Korea University Produces World’s First Diamond Photonic Crystals for Displays and Energy Devices
Professor Lee Seung-woo’s group from the Department of Integrative Energy Engineering/KU-KIST Graduate School of Converging Science and Technology collaborated with Professor Tim Liedl’s group from the Ludwig-Maximilian-University Munich and successfully produced the world’s first diamond photonic crystals.
Photonic crystals, also referred to as semiconductors of light, have been widely used as core optical materials for color-type radiative coolers, image sensors, displays, solar cells, and lasers because they can reflect light in the desired wavelength band in all directions due to their photonic bandgap.

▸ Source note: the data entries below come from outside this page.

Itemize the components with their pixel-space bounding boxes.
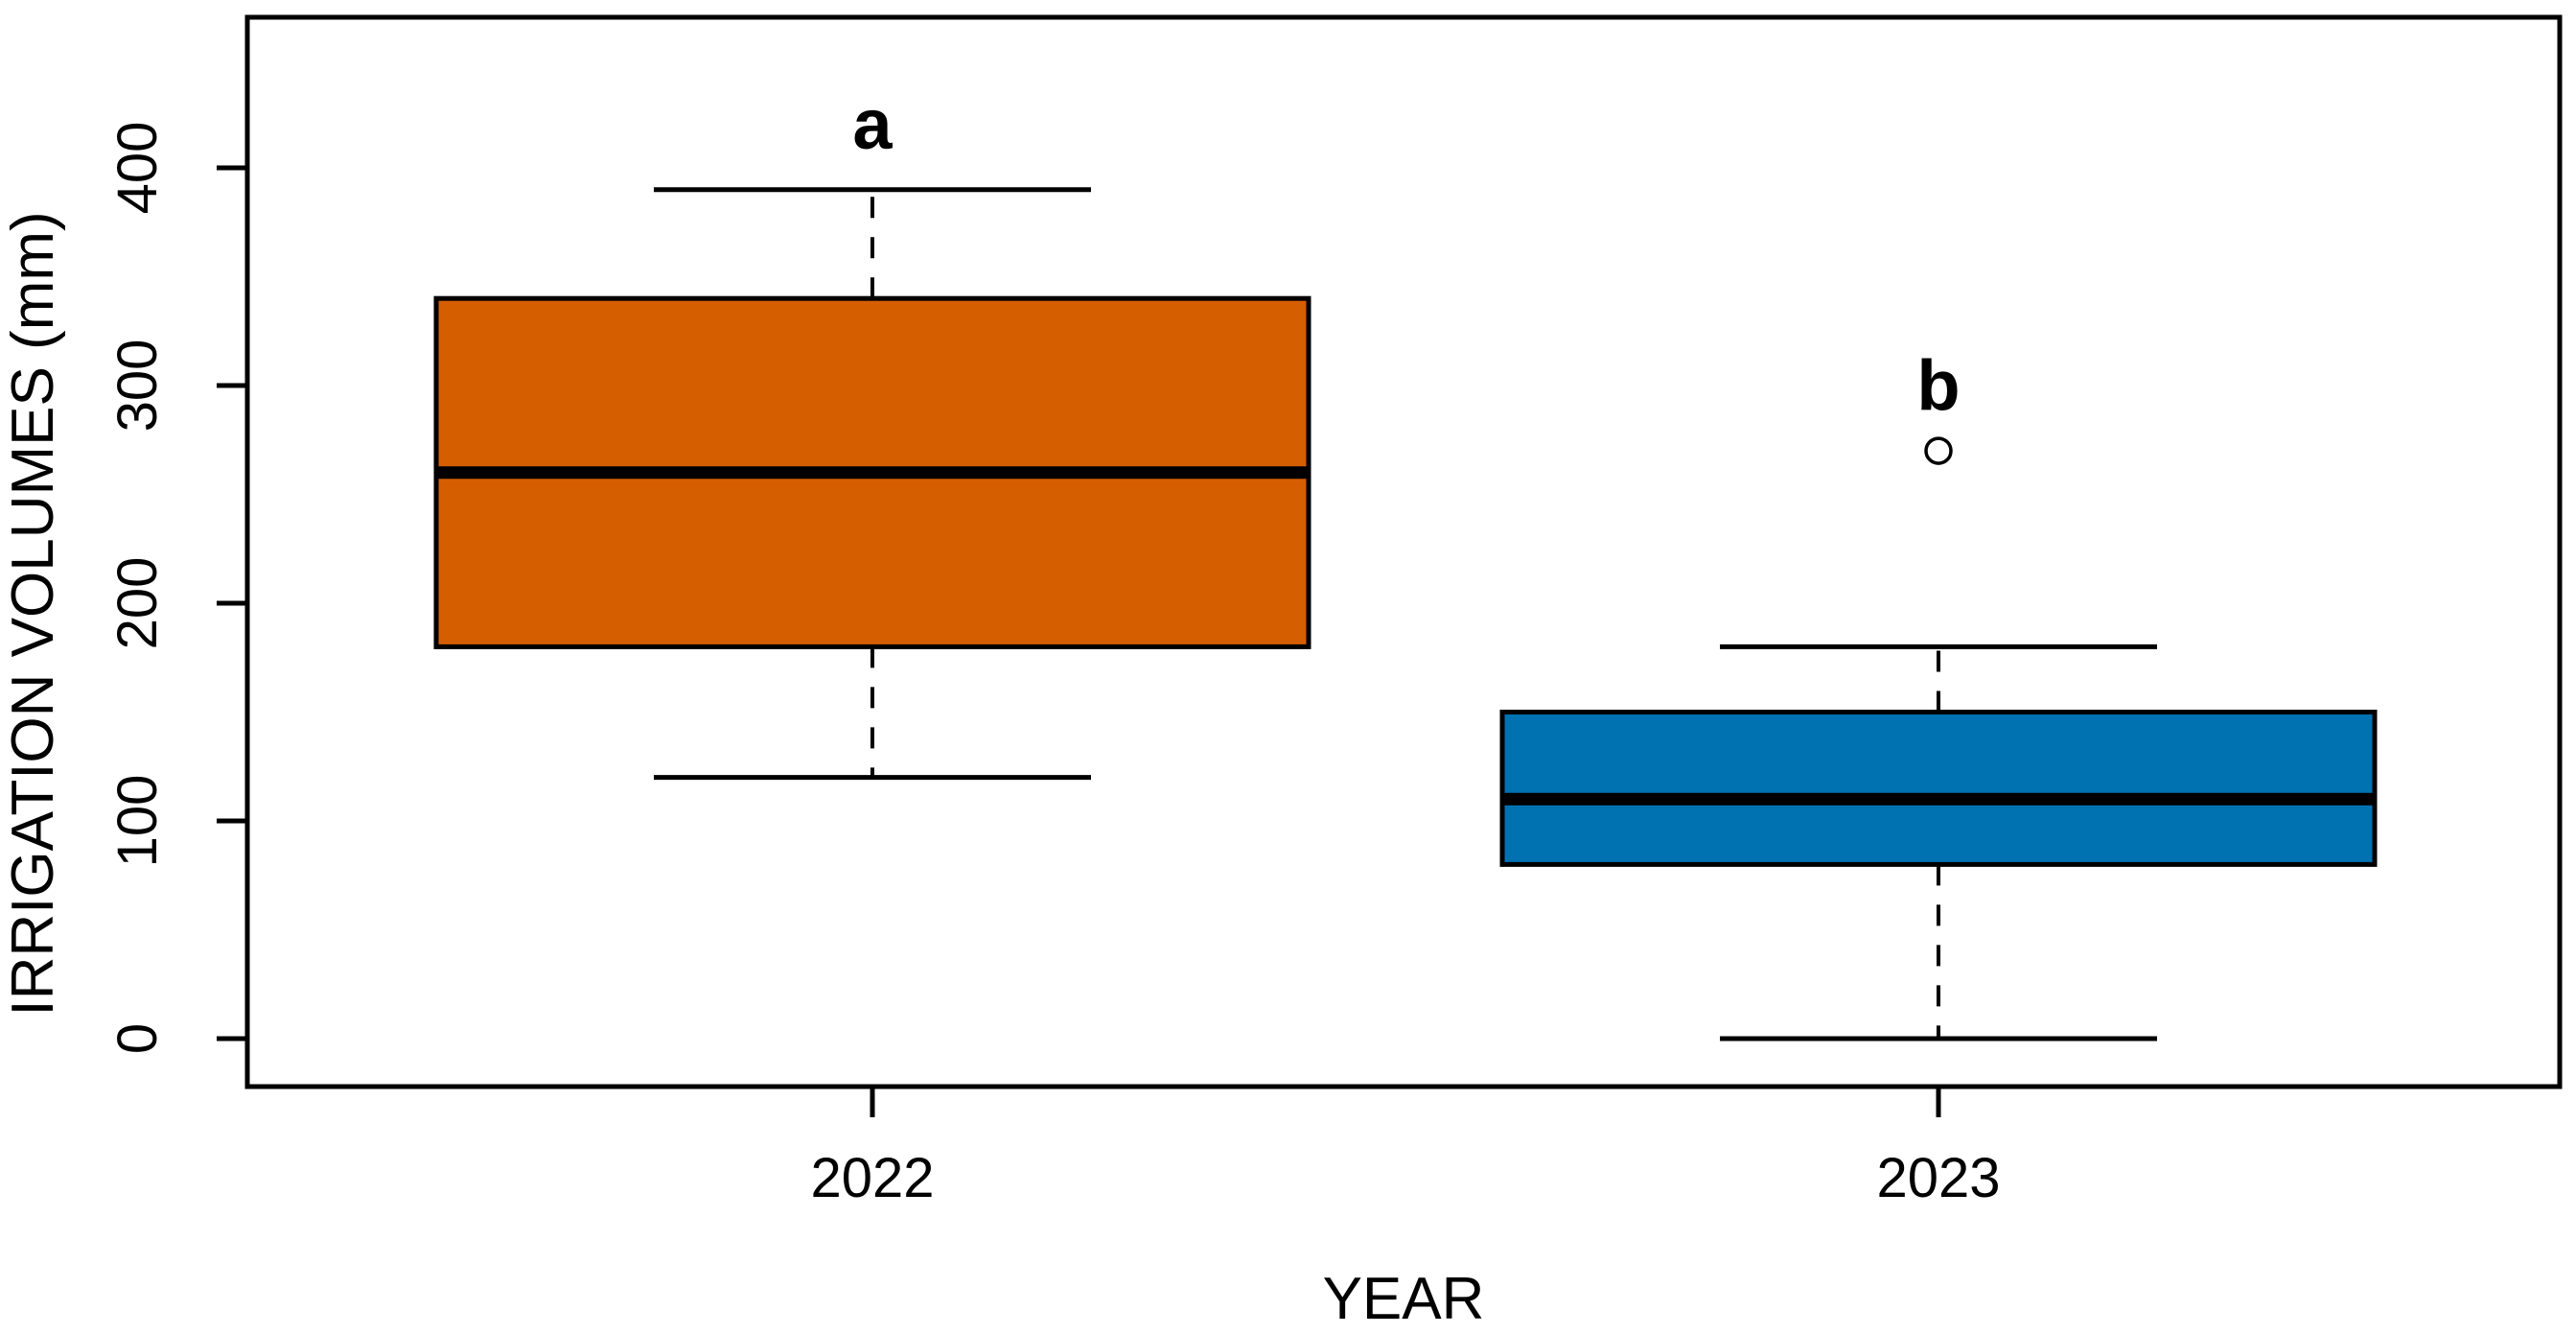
y-axis-tick-label: 400: [106, 122, 169, 215]
category-label: 2022: [810, 1147, 934, 1209]
significance-letter: b: [1916, 346, 1960, 426]
x-axis-title: YEAR: [1323, 1266, 1485, 1332]
plot-frame: [244, 14, 2563, 1089]
box-group-2022: a: [433, 84, 1311, 781]
box-series: ab: [433, 84, 2378, 1041]
significance-letter: a: [852, 84, 893, 164]
iqr-box: [1499, 710, 2378, 867]
y-axis-tick-label: 300: [106, 339, 169, 433]
x-axis: 2022 2023: [810, 1087, 2001, 1209]
y-axis: 0 100 200 300 400: [106, 122, 247, 1054]
y-axis-title: IRRIGATION VOLUMES (mm): [0, 211, 66, 1016]
outlier-point: [1924, 436, 1953, 465]
category-label: 2023: [1876, 1147, 2000, 1209]
y-axis-tick-label: 0: [106, 1023, 169, 1054]
box-group-2023: b: [1499, 346, 2378, 1041]
y-axis-tick-label: 100: [106, 775, 169, 868]
y-axis-tick-label: 200: [106, 557, 169, 650]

Professor Eli Yablonovitch of UC Berkeley and others in the early and mid-1990s showed that the diamond lattice is the champion photonic crystal because it can open the widest optical band gap. It was then established in the early 2000s by Professor Edwin L. Thomas’ group from MIT that the direct rod-connected diamond lattice is the champion photonic crystal.
Nevertheless, this structure had never been produced in practice. Because diamond photonic crystals have a complex 3D structure, no production method other than the self-assembly of soft nanomaterials such as colloids is available. Moreover, because the volume fraction of the required structure is generally low (40% or less), the stability of the assembly is not sufficiently high.
In 2020, Professor Lee’s group theoretically demonstrated that direct rod-connected diamond photonic crystals have the potential to be produced from a soft nanomaterial called DNA origami, allowing the champion optical bandgap to be opened (https://doi.org/10.1021/acsabm.9b01171). In the present study, Professor Lee’s group and Professor Tim Liedl’s group experimentally produced the first direct rod-connected diamond photonic crystals and successfully demonstrated optical bandgap structure-based reflection in the infrared and visible light bandwidth. Their results represent a turning point for various innovative types of energy and display devices based on light–matter interactions.